The present invention relates to a pressurized-water coolant nuclear reactor power plant installation of the type having a reactor pressure vessel, in which the fuel elements are located, and enclosed by a steel containment enclosure in the form of a large sphere which is air-tight, and which is itself enclosed by a secondary enclosure in the form of a concrete construction having a hemispherical top and a cylindrical side wall. The reactor core in the vessel includes a relatively large number of these fuel elements which must be replaced as their fuel becomes burned-up.
The elements in the central portion of the core become burned up first, and when this occurs, the pressure vessel's cover is removed, the central core elements are removed and the elements outside of this central core zone are shuffled inwardly and replaced by an off-site shipment of elements, usually comprising about one-third of the total core change.
For the above purpose, such an installation must include a fuel element storage pool where the fuel elements can be stored during the fuel element shuffling procedure, this requiring the pool to have a capacity for the storage of at least one complete off-site shipment of fuel elements. Preferably the storage pool should have a capacity for storing enough fuel elements for a complete charge of the elements in the reactor core, or in other words a full reactor charge of elements. The pool must be kept flooded with water and contain a fuel element rack interspacing the stored fuel elements far enough apart to exceed the critical distance between them. The pool must, of course, be enclosed in an air-tight manner.
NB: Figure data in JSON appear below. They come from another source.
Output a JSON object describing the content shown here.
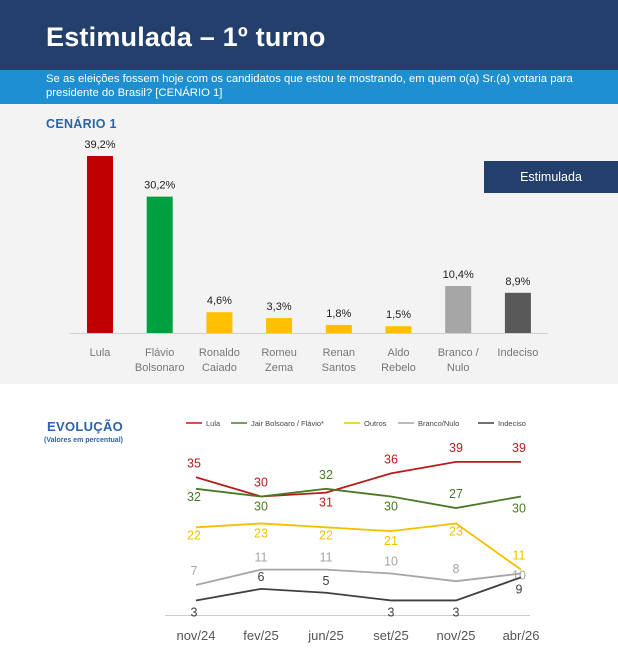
{
  "header": {
    "title": "Estimulada – 1º turno",
    "question": "Se as eleições fossem hoje com os candidatos que estou te mostrando, em quem o(a) Sr.(a) votaria para presidente do Brasil? [CENÁRIO 1]"
  },
  "scenario": {
    "label": "CENÁRIO 1",
    "badge": "Estimulada"
  },
  "evolution": {
    "title": "EVOLUÇÃO",
    "subtitle": "(Valores em percentual)"
  },
  "chart_data": [
    {
      "type": "bar",
      "title": "",
      "categories": [
        [
          "Lula"
        ],
        [
          "Flávio",
          "Bolsonaro"
        ],
        [
          "Ronaldo",
          "Caiado"
        ],
        [
          "Romeu",
          "Zema"
        ],
        [
          "Renan",
          "Santos"
        ],
        [
          "Aldo",
          "Rebelo"
        ],
        [
          "Branco /",
          "Nulo"
        ],
        [
          "Indeciso"
        ]
      ],
      "values": [
        39.2,
        30.2,
        4.6,
        3.3,
        1.8,
        1.5,
        10.4,
        8.9
      ],
      "value_labels": [
        "39,2%",
        "30,2%",
        "4,6%",
        "3,3%",
        "1,8%",
        "1,5%",
        "10,4%",
        "8,9%"
      ],
      "colors": [
        "#c00000",
        "#00a040",
        "#ffc000",
        "#ffc000",
        "#ffc000",
        "#ffc000",
        "#a6a6a6",
        "#595959"
      ],
      "ylim": [
        0,
        40
      ]
    },
    {
      "type": "line",
      "x": [
        "nov/24",
        "fev/25",
        "jun/25",
        "set/25",
        "nov/25",
        "abr/26"
      ],
      "ylim": [
        0,
        40
      ],
      "legend_position": "top",
      "series": [
        {
          "name": "Lula",
          "color": "#b71c1c",
          "values": [
            35,
            30,
            31,
            36,
            39,
            39
          ],
          "labels": [
            "35",
            "30",
            "31",
            "36",
            "39",
            "39"
          ]
        },
        {
          "name": "Jair Bolsoaro / Flávio*",
          "color": "#4a7a25",
          "values": [
            32,
            30,
            32,
            30,
            27,
            30
          ],
          "labels": [
            "32",
            "30",
            "32",
            "30",
            "27",
            "30"
          ]
        },
        {
          "name": "Outros",
          "color": "#f5c000",
          "values": [
            22,
            23,
            22,
            21,
            23,
            11
          ],
          "labels": [
            "22",
            "23",
            "22",
            "21",
            "23",
            "11"
          ]
        },
        {
          "name": "Branco/Nulo",
          "color": "#a6a6a6",
          "values": [
            7,
            11,
            11,
            10,
            8,
            10
          ],
          "labels": [
            "7",
            "11",
            "11",
            "10",
            "8",
            "10"
          ]
        },
        {
          "name": "Indeciso",
          "color": "#404040",
          "values": [
            3,
            6,
            5,
            3,
            3,
            9
          ],
          "labels": [
            "3",
            "6",
            "5",
            "3",
            "3",
            "9"
          ]
        }
      ]
    }
  ]
}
Heretofore this fuel element storage pool has been located inside of the spherical steel containment enclosure and the latter has been required to be of a size to enclose not only the reactor vessel, and the other power plant components of the installation, such as the steam generators, coolant pumps and the like, but also the storage pool and its components.
The construction cost of the steel containment vessel is high in all events, it being spherical to provide strength against internal fluid pressure and being necessarily fabricated from steel plates. Anything that can be done to reduce its size, and therefore expense, is very desirable. At the same time, the provision of a separate storage pool building outside of the concrete secondary containment enclosure, which might permit such a size reduction, is undesirable because of the long transport distances between the pressure vessel and the storage pool and the requirement that the pool be enclosed in an air-tight manner, this involving substantial construction costs.
The object of the present invention is to effect a reduction in the necessary size of the steel containment enclosure without requiring the need for such an outside separate building with its described aspects.